Ramirez C (1982) Manual and atlas of the Penicillia. Elsevier Biomedical, New York Raper KB, Thom C (1949) Manual of the Penicillia. Williams & Wilkins, Baltimore Reynolds DR, Taylor JW (1991) Nucleic acids and nomenclature: name stability under Article 59, 171–177. In: Hawksworth DL (ed) Improving the stability of names: needs and options. Regnum Veg. 123. Koelte Scientific Books, Köningstein, Germany Sakai K, Kinoshita H, Shimizu T, Nihira T (2008) Construction of a citrinin gene cluster expression

system in heterologous Aspergillus PF2341066 oryzae. J Biosci Bioeng 106:466–472CrossRefPubMed Samson RA, Frisvad JC (2004) Penicillium subgenus Penicillium: new taxonomic schemes and mycotoxins and other extrolites. Stud Mycol 49:1–266CrossRef Samson RA, Hoekstra ES, Frisvad JC (2004) Introduction to food- and airborne fungi, 7th edn. Centraalbureau voor Schimmelcultures, Utrecht Samson RA, Houbraken J, Varga J, Frisvad JC (2009) Polyphasic taxonomy of the heat resistant ascomycete genus Byssochlamys and its Paecilomyces anamorphs. Persoonia 22:14–27PubMed Sasaki M, Tsuda M, Sekiguchi M, Mikami Y, Kobayashi J (2005) Perinadine

A, a Metalloexopeptidase novel tetracyclic alkaloid JPH203 from marine-derived fungus Penicillium citrinum. Org Lett 7:4261–4264CrossRefPubMed Smedsgaard J (1997) Micro-scale extraction procedure for standardized screening of fungal metabolite production in cultures. J Chromatogr A 760:264–270CrossRefPubMed Smith G (1963) Some new species of Penicillium, and some observations on the taxonomy of the genus. Trans Br Mycol Soc 46:331–337CrossRef Stolk AC, Samson RA (1983) The ascomycete genus Eupenicillium and related Penicillium anamorphs. Stud Mycol 23:1–149 Størmer FC, ABT-888 chemical structure Sandven P, Huitfeldt HS, Eduard W, Skogstad A (1998) Does the mycotoxin citrinin function as a sun protectant in conidia from Penicillium verrucosum.
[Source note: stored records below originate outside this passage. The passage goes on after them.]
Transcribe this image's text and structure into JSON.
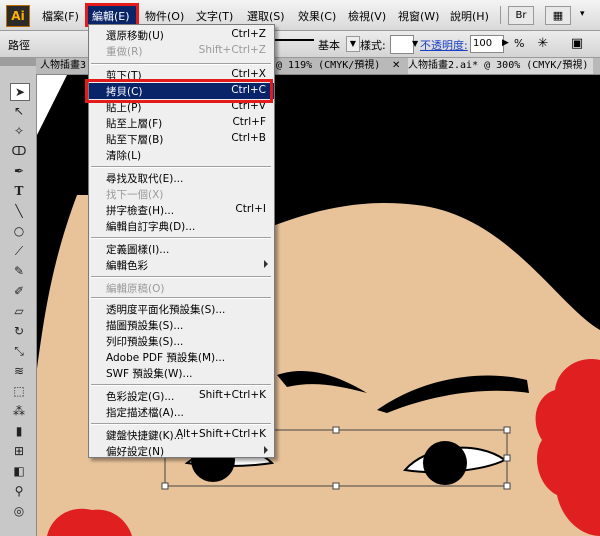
{
  "app": {
    "logo": "Ai",
    "brand_color": "#ff9a00"
  },
  "menubar": {
    "items": [
      "檔案(F)",
      "編輯(E)",
      "物件(O)",
      "文字(T)",
      "選取(S)",
      "效果(C)",
      "檢視(V)",
      "視窗(W)",
      "說明(H)"
    ],
    "bridge_label": "Br",
    "highlight_color": "#0a246a",
    "annotation_color": "#e41b1b"
  },
  "control_bar": {
    "path_label": "路徑",
    "stroke_basic": "基本",
    "style_label": "樣式:",
    "opacity_label": "不透明度:",
    "opacity_value": "100",
    "opacity_unit": "%"
  },
  "tabs": [
    {
      "label": "人物插畫3"
    },
    {
      "label": "@ 119% (CMYK/預視)"
    },
    {
      "label": "人物插畫2.ai* @ 300% (CMYK/預視)"
    }
  ],
  "toolbox": {
    "tools": [
      "selection-arrow",
      "direct-selection",
      "magic-wand",
      "lasso",
      "pen",
      "type",
      "line",
      "ellipse",
      "paintbrush",
      "pencil",
      "blob-brush",
      "eraser",
      "rotate",
      "scale",
      "warp",
      "free-transform",
      "symbol-sprayer",
      "graph",
      "mesh",
      "gradient",
      "eyedropper",
      "blend"
    ]
  },
  "edit_menu": {
    "items": [
      {
        "label": "還原移動(U)",
        "shortcut": "Ctrl+Z",
        "disabled": false
      },
      {
        "label": "重做(R)",
        "shortcut": "Shift+Ctrl+Z",
        "disabled": true
      },
      {
        "label": "剪下(T)",
        "shortcut": "Ctrl+X",
        "disabled": false
      },
      {
        "label": "拷貝(C)",
        "shortcut": "Ctrl+C",
        "selected": true
      },
      {
        "label": "貼上(P)",
        "shortcut": "Ctrl+V"
      },
      {
        "label": "貼至上層(F)",
        "shortcut": "Ctrl+F"
      },
      {
        "label": "貼至下層(B)",
        "shortcut": "Ctrl+B"
      },
      {
        "label": "清除(L)",
        "shortcut": ""
      },
      {
        "label": "尋找及取代(E)...",
        "shortcut": ""
      },
      {
        "label": "找下一個(X)",
        "shortcut": "",
        "disabled": true
      },
      {
        "label": "拼字檢查(H)...",
        "shortcut": "Ctrl+I"
      },
      {
        "label": "編輯自訂字典(D)...",
        "shortcut": ""
      },
      {
        "label": "定義圖樣(I)...",
        "shortcut": ""
      },
      {
        "label": "編輯色彩",
        "shortcut": "",
        "submenu": true
      },
      {
        "label": "編輯原稿(O)",
        "shortcut": "",
        "disabled": true
      },
      {
        "label": "透明度平面化預設集(S)...",
        "shortcut": ""
      },
      {
        "label": "描圖預設集(S)...",
        "shortcut": ""
      },
      {
        "label": "列印預設集(S)...",
        "shortcut": ""
      },
      {
        "label": "Adobe PDF 預設集(M)...",
        "shortcut": ""
      },
      {
        "label": "SWF 預設集(W)...",
        "shortcut": ""
      },
      {
        "label": "色彩設定(G)...",
        "shortcut": "Shift+Ctrl+K"
      },
      {
        "label": "指定描述檔(A)...",
        "shortcut": ""
      },
      {
        "label": "鍵盤快捷鍵(K)...",
        "shortcut": "Alt+Shift+Ctrl+K"
      },
      {
        "label": "偏好設定(N)",
        "shortcut": "",
        "submenu": true
      }
    ]
  },
  "artwork": {
    "skin_color": "#e8c39a",
    "hair_color": "#000000",
    "accent_color": "#e02020"
  }
}
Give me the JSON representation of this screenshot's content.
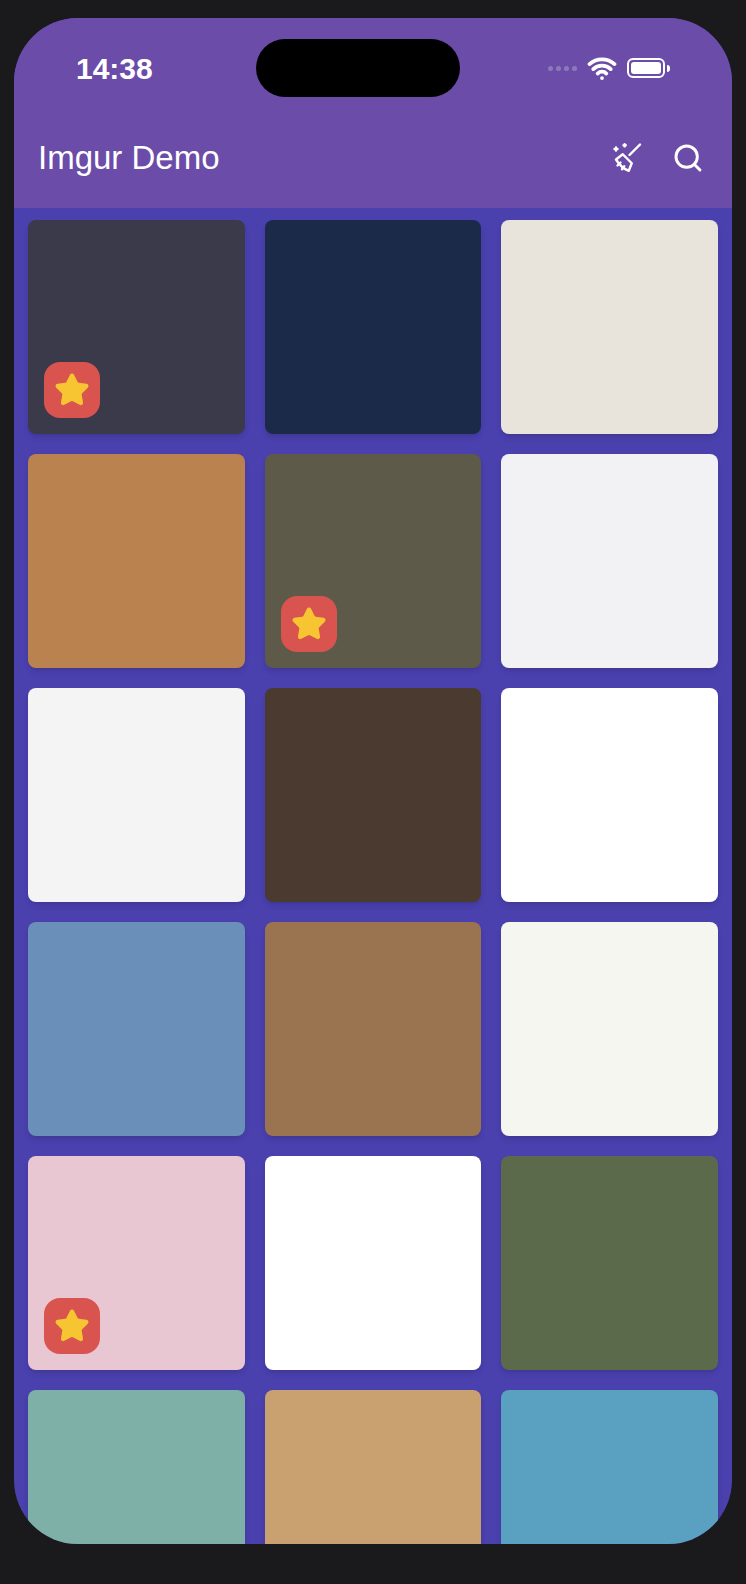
{
  "status_bar": {
    "time": "14:38"
  },
  "app_bar": {
    "title": "Imgur Demo"
  },
  "gallery": {
    "tiles": [
      {
        "favorite": true
      },
      {
        "favorite": false
      },
      {
        "favorite": false
      },
      {
        "favorite": false
      },
      {
        "favorite": true
      },
      {
        "favorite": false
      },
      {
        "favorite": false
      },
      {
        "favorite": false
      },
      {
        "favorite": false
      },
      {
        "favorite": false
      },
      {
        "favorite": false
      },
      {
        "favorite": false
      },
      {
        "favorite": true
      },
      {
        "favorite": false
      },
      {
        "favorite": false
      },
      {
        "favorite": false
      },
      {
        "favorite": false
      },
      {
        "favorite": false
      }
    ]
  }
}
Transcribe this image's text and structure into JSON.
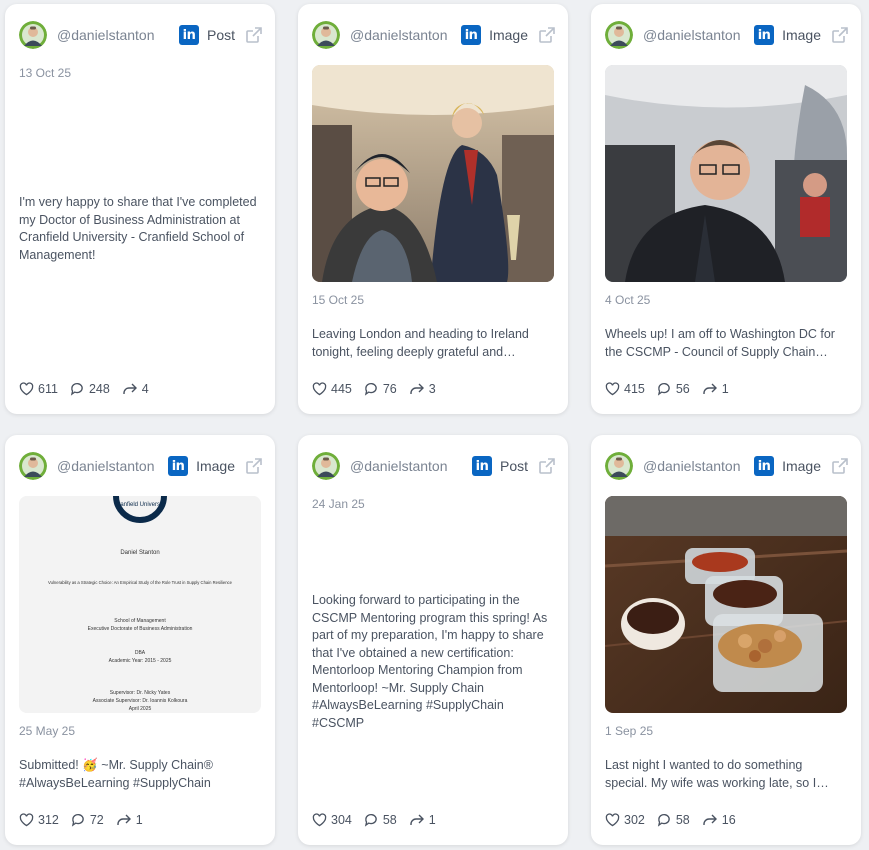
{
  "cards": [
    {
      "handle": "@danielstanton",
      "type": "Post",
      "date": "13 Oct 25",
      "text": "I'm very happy to share that I've completed my Doctor of Business Administration at Cranfield University - Cranfield School of Management!",
      "likes": "611",
      "comments": "248",
      "shares": "4"
    },
    {
      "handle": "@danielstanton",
      "type": "Image",
      "date": "15 Oct 25",
      "text": "Leaving London and heading to Ireland tonight, feeling deeply grateful and humbled.",
      "likes": "445",
      "comments": "76",
      "shares": "3"
    },
    {
      "handle": "@danielstanton",
      "type": "Image",
      "date": "4 Oct 25",
      "text": "Wheels up! I am off to Washington DC for the CSCMP - Council of Supply Chain Management Professionals EDGE conference.",
      "likes": "415",
      "comments": "56",
      "shares": "1"
    },
    {
      "handle": "@danielstanton",
      "type": "Image",
      "date": "25 May 25",
      "text": "Submitted! 🥳 ~Mr. Supply Chain® #AlwaysBeLearning #SupplyChain",
      "likes": "312",
      "comments": "72",
      "shares": "1",
      "doc": {
        "university": "Cranfield University",
        "author": "Daniel Stanton",
        "title": "Vulnerability as a Strategic Choice: An Empirical Study of the Role Trust in Supply Chain Resilience",
        "school": "School of Management",
        "programme": "Executive Doctorate of Business Administration",
        "degree": "DBA",
        "year": "Academic Year: 2015 - 2025",
        "supervisor": "Supervisor: Dr. Nicky Yates",
        "assoc": "Associate Supervisor: Dr. Ioannis Kolkoura",
        "date": "April 2025"
      }
    },
    {
      "handle": "@danielstanton",
      "type": "Post",
      "date": "24 Jan 25",
      "text": "Looking forward to participating in the CSCMP Mentoring program this spring! As part of my preparation, I'm happy to share that I've obtained a new certification: Mentorloop Mentoring Champion from Mentorloop! ~Mr. Supply Chain #AlwaysBeLearning #SupplyChain #CSCMP",
      "likes": "304",
      "comments": "58",
      "shares": "1"
    },
    {
      "handle": "@danielstanton",
      "type": "Image",
      "date": "1 Sep 25",
      "text": "Last night I wanted to do something special. My wife was working late, so I cooked dinner.",
      "likes": "302",
      "comments": "58",
      "shares": "16"
    }
  ],
  "icons": {
    "network": "linkedin-icon",
    "open": "external-link-icon",
    "like": "heart-icon",
    "comment": "comment-icon",
    "share": "share-icon"
  },
  "colors": {
    "linkedin": "#0a66c2",
    "text": "#4a5361",
    "muted": "#8a92a0",
    "background": "#eef0f3"
  }
}
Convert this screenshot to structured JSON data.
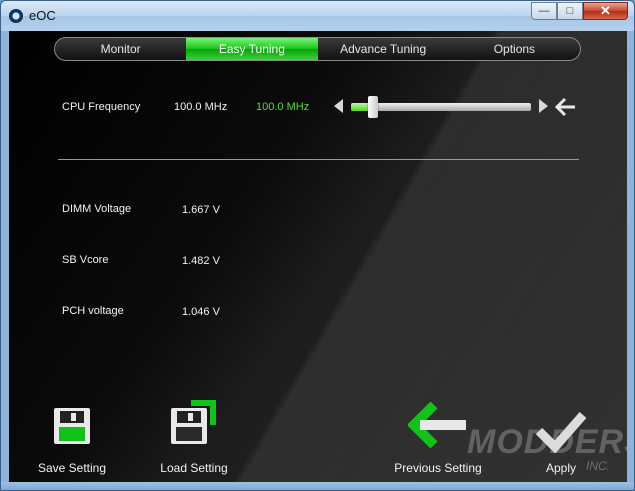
{
  "window": {
    "title": "eOC"
  },
  "caption_buttons": {
    "minimize": "—",
    "maximize": "□",
    "close": "✕"
  },
  "tabs": [
    {
      "label": "Monitor",
      "active": false
    },
    {
      "label": "Easy Tuning",
      "active": true
    },
    {
      "label": "Advance Tuning",
      "active": false
    },
    {
      "label": "Options",
      "active": false
    }
  ],
  "cpu": {
    "label": "CPU Frequency",
    "current": "100.0 MHz",
    "target": "100.0 MHz",
    "slider_fraction": 0.12
  },
  "readings": [
    {
      "label": "DIMM Voltage",
      "value": "1.667 V"
    },
    {
      "label": "SB Vcore",
      "value": "1.482 V"
    },
    {
      "label": "PCH voltage",
      "value": "1.046 V"
    }
  ],
  "actions": {
    "save": "Save Setting",
    "load": "Load Setting",
    "previous": "Previous Setting",
    "apply": "Apply"
  },
  "watermark": {
    "main": "MODDERS",
    "sub": "INC."
  },
  "colors": {
    "accent_green": "#18c318",
    "value_green": "#5bd93a",
    "background": "#0a0a0a"
  },
  "icons": {
    "app": "eoc-logo-icon",
    "save": "floppy-save-icon",
    "load": "floppy-load-icon",
    "previous": "left-arrow-icon",
    "apply": "checkmark-icon"
  }
}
Mycopathologia 142:43–47CrossRefPubMed Taira T, Yamatodani S (1947) Biochemistry of Penicillium group. II. Determination of citrinin. J Penicillin 1:275 Takahashi S, Kakinuma N, Iwai H, Yanagisawa T, Nagai K, Suzuki K, Tokunaga T, Nakagawa A (2000) Quinolactacins A, B and C: novel quinoline compounds from Penicillium sp. EPF-6. II. Physico-chemical properties and structure elucidation. J Antibiot 53:1252–1256PubMed Tejesvi MV, Kini KR, Prakash HS, Subbiah V, Shetty HS (2007) Genetic diversity and antifungal activity of species of Pestalotiopsis isolated as endophytes from medicinal plants. Fungal Divers 24:37–54 Thom C (1910) Cultural studies of species of Penicillium.